Re: qemu-user-static aarch64 lockup/race? (was Re: Python failure in poudriere on arm64 (via qemu-user-static cross compiling))

From: Guido Falsi <mad_at_madpilot.net>
Date: Mon, 29 Jan 2024 15:47:57 UTC
On 29/01/24 09:26, Guido Falsi wrote:
> On 29/01/24 02:10, Warner Losh wrote:
>>
>>
>> On Sun, Jan 28, 2024 at 4:45 PM Nathan Reilly-list <lists@nreilly.com 
>> <mailto:lists@nreilly.com>> wrote:
>>
>>
>>
>>>     On 29 Jan 2024, at 8:43 am, Guido Falsi <mad@madpilot.net
>>>     <mailto:mad@madpilot.net>> wrote:
>>>     On 28/01/24 22:34, Guido Falsi wrote:
>>>>     On 28/01/24 22:23, Warner Losh wrote:
>>>>>     On Sun, Jan 28, 2024, 12:38 PM Guido Falsi <mad@madpilot.net
>>>>>     <mailto:mad@madpilot.net> <mailto:mad@madpilot.net
>>>>>     <mailto:mad@madpilot.net>>> wrote:
>>>>>
>>>>>         On 28/01/24 15:15, Guido Falsi wrote:
>>>>>         [snip]
>>>>>          > Creating repository in /tmp/packages:   0%
>>>>>          >
>>>>>
>>>>>         BTW, forgot to mention last time this worked without issue
>>>>>     was around
>>>>>         20th December.
>>>>>
>>>>>
>>>>>     I think this is a bsd-user issue.
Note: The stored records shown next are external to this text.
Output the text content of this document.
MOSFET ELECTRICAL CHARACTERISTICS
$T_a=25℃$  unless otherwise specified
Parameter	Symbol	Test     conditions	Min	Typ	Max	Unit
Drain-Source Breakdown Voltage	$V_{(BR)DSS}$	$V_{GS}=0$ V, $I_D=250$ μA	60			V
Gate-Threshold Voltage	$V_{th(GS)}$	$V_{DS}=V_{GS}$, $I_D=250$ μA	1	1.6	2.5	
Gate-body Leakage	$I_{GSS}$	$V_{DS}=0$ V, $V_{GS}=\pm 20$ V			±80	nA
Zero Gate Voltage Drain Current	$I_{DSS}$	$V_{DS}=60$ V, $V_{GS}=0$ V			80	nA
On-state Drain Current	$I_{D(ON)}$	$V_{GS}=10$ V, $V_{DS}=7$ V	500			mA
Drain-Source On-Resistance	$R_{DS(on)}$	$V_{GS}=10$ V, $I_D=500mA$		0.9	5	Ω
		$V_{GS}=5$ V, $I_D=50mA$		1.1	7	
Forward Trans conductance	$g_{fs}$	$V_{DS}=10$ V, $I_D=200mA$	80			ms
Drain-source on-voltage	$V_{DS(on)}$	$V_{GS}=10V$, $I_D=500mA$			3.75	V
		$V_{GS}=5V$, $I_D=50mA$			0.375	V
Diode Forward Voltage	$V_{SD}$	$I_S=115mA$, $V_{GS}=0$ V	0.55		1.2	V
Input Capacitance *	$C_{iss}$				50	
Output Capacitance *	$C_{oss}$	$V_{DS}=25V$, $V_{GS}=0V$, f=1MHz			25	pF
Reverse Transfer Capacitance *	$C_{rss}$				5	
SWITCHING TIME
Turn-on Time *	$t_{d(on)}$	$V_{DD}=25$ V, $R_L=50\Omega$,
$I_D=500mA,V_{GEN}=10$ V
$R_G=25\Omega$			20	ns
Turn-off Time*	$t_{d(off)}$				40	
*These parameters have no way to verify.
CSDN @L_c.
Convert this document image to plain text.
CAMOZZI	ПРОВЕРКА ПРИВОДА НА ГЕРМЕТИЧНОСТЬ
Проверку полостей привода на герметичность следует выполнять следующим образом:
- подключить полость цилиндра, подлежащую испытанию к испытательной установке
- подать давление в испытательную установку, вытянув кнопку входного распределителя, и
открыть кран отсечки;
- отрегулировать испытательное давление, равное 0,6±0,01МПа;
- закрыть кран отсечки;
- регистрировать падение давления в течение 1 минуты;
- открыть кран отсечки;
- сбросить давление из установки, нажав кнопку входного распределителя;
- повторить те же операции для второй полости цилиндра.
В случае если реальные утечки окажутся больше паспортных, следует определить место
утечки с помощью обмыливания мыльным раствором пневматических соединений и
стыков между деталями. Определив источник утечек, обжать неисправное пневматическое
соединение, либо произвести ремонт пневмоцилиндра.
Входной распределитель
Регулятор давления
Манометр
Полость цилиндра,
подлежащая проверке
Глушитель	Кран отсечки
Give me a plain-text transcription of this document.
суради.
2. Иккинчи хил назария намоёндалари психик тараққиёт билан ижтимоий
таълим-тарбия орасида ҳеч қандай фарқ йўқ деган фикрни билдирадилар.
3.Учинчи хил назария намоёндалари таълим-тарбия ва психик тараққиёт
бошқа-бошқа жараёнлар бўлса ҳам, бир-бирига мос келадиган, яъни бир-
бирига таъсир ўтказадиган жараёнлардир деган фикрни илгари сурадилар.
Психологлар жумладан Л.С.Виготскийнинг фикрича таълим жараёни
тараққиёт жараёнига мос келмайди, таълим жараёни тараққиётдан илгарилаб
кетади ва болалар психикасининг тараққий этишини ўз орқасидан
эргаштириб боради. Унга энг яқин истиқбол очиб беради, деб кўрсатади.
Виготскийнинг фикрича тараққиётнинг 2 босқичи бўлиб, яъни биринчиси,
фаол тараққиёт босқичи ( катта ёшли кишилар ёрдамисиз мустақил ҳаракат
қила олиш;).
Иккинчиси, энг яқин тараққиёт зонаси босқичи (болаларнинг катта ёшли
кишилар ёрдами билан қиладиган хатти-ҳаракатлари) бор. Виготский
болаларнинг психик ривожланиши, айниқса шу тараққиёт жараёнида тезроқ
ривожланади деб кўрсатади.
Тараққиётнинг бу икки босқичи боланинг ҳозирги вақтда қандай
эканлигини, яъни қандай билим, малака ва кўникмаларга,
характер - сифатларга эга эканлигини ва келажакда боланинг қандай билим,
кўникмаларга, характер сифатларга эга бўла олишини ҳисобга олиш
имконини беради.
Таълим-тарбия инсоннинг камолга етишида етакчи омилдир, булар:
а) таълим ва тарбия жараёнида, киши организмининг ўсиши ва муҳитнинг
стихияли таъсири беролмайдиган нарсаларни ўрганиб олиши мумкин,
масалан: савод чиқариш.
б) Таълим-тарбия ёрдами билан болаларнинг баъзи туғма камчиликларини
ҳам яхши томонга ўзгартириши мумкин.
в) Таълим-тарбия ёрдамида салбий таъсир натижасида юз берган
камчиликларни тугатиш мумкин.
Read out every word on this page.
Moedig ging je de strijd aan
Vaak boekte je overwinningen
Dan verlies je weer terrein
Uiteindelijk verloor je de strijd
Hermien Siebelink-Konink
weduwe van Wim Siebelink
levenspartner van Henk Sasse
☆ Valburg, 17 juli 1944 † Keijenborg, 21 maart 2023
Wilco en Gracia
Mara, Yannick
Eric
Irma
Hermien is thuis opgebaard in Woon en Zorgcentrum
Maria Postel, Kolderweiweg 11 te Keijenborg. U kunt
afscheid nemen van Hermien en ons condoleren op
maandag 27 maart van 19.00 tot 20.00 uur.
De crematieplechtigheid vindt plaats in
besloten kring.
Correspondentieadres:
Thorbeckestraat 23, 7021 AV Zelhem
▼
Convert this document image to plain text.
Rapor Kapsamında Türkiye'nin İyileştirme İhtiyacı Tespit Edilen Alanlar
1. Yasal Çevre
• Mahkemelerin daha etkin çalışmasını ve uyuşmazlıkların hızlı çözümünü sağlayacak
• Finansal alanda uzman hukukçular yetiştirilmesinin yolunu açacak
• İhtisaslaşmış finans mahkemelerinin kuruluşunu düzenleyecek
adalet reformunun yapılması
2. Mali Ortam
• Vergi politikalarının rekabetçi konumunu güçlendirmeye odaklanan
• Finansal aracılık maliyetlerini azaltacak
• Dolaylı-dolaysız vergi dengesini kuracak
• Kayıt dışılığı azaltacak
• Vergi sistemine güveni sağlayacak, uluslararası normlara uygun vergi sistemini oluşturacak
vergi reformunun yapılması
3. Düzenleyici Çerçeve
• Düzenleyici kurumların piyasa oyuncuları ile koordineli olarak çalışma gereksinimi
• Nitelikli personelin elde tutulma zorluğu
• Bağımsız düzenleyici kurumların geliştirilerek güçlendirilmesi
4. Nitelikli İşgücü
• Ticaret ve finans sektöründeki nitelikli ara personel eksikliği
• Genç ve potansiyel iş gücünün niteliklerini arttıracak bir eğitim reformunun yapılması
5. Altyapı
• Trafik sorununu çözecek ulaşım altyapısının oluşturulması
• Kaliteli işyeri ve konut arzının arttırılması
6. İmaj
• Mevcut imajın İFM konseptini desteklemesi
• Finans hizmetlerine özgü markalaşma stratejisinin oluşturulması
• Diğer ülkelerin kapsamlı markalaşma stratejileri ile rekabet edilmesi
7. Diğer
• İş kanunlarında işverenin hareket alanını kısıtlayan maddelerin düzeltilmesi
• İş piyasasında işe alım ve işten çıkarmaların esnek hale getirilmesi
There is a race somewhere in
>>>>>     that code that causes the hangs. I'd love a reproducible test
>>>>>     case that is somewhat smaller than python... there are bigger
>>>>>     races with the newer stuff and I've not had the time to chase it
>>>>>     there either. 😞
>>>>     First of all thanks for your feedback. It encourages me having
>>>>     someone else with better knowledge about this confirm that a race
>>>>     condition is actually a possible cause!
>>>>     Strange this has not been happening up to mid December.
>>>>     My main and fully reproducible use case is actually mostly with 
>>>> pkg.
>>>>     at the end of the run poudriere runs `pkg repo` to create the
>>>>     meta files and sign the repo. It forks itself (ncpus + 2 I guess,
>>>>     even forcing it to 1 worker I see three processes), and then
>>>>     locks up, with all the processes stopping using CPU (ps output is
>>>>     in my message)
>>>>     I guess this can be reproduced with any poudriere repo with at
>>>>     least more than ncpus packages in it. can also be reproduced
>>>>     using `poudriere pkgclean -u <etc>`
>>>>     If that does not work I'm not sure how to reproduce it in other
>>>>     ways, but I can try  writing some code mocking what pkg seems to
>>>>     be doing, not an expert at such things, though.
>>>
>>>     In case it helps further norrow doen things, It looks like the
>>>     lockup is happening somewhere around here:
>>>
>>>     
>>> https://github.com/freebsd/pkg/blob/56fa3f87d9d9644348b89680dfd8af47a860ee82/libpkg/pkg_repo_create.c#L778 <https://github.com/freebsd/pkg/blob/56fa3f87d9d9644348b89680dfd8af47a860ee82/libpkg/pkg_repo_create.c#L778>
>>>
>>>     and/or in the pkg_create_repo_worker() function here:
>>>
>>>     
>>> https://github.com/freebsd/pkg/blob/56fa3f87d9d9644348b89680dfd8af47a860ee82/libpkg/pkg_repo_create.c#L341 <https://github.com/freebsd/pkg/blob/56fa3f87d9d9644348b89680dfd8af47a860ee82/libpkg/pkg_repo_create.c#L341>
>>>
>>>
>>>     (I'm trying to spare you the time needed to find the actual code
>>>     being executed, I guess you would have identified this in a few
>>>     minutes yourself, but I'm trying to make myself useful)
>>
>>
>>     There appears to be a GitHub issue for poudriere with this, but
>>     seems to be looking in another direction.
>>
>>     https://github.com/freebsd/poudriere/issues/1009
>>     <https://github.com/freebsd/poudriere/issues/1009>
>>
> 
> This one looks quite similar.
> 
> In my case the ports/pkg are aligned between host and jail, in fact I 
> have built them from the exact same git checkout.
> 
> I noticed pkg head has been converted to using pthreads instead of fork, 
> maybe that could help. I will make time to perform some testing.

Thanks for pointing me here, it looks like this was "it", in that by 
fixing this issue it uses native pkg-static, and sidesteps the issue.


Unluckily there ARE qemu races and lockups that prevent arm64 pkg-static 
binary to be correctly emulated by qemu-user-static. such conditions 
also cause sporadic failures in some ports being built.

I filed a PR with a fix for that issue:

https://github.com/freebsd/poudriere/pull/1115


-- 
Guido Falsi <mad@madpilot.net>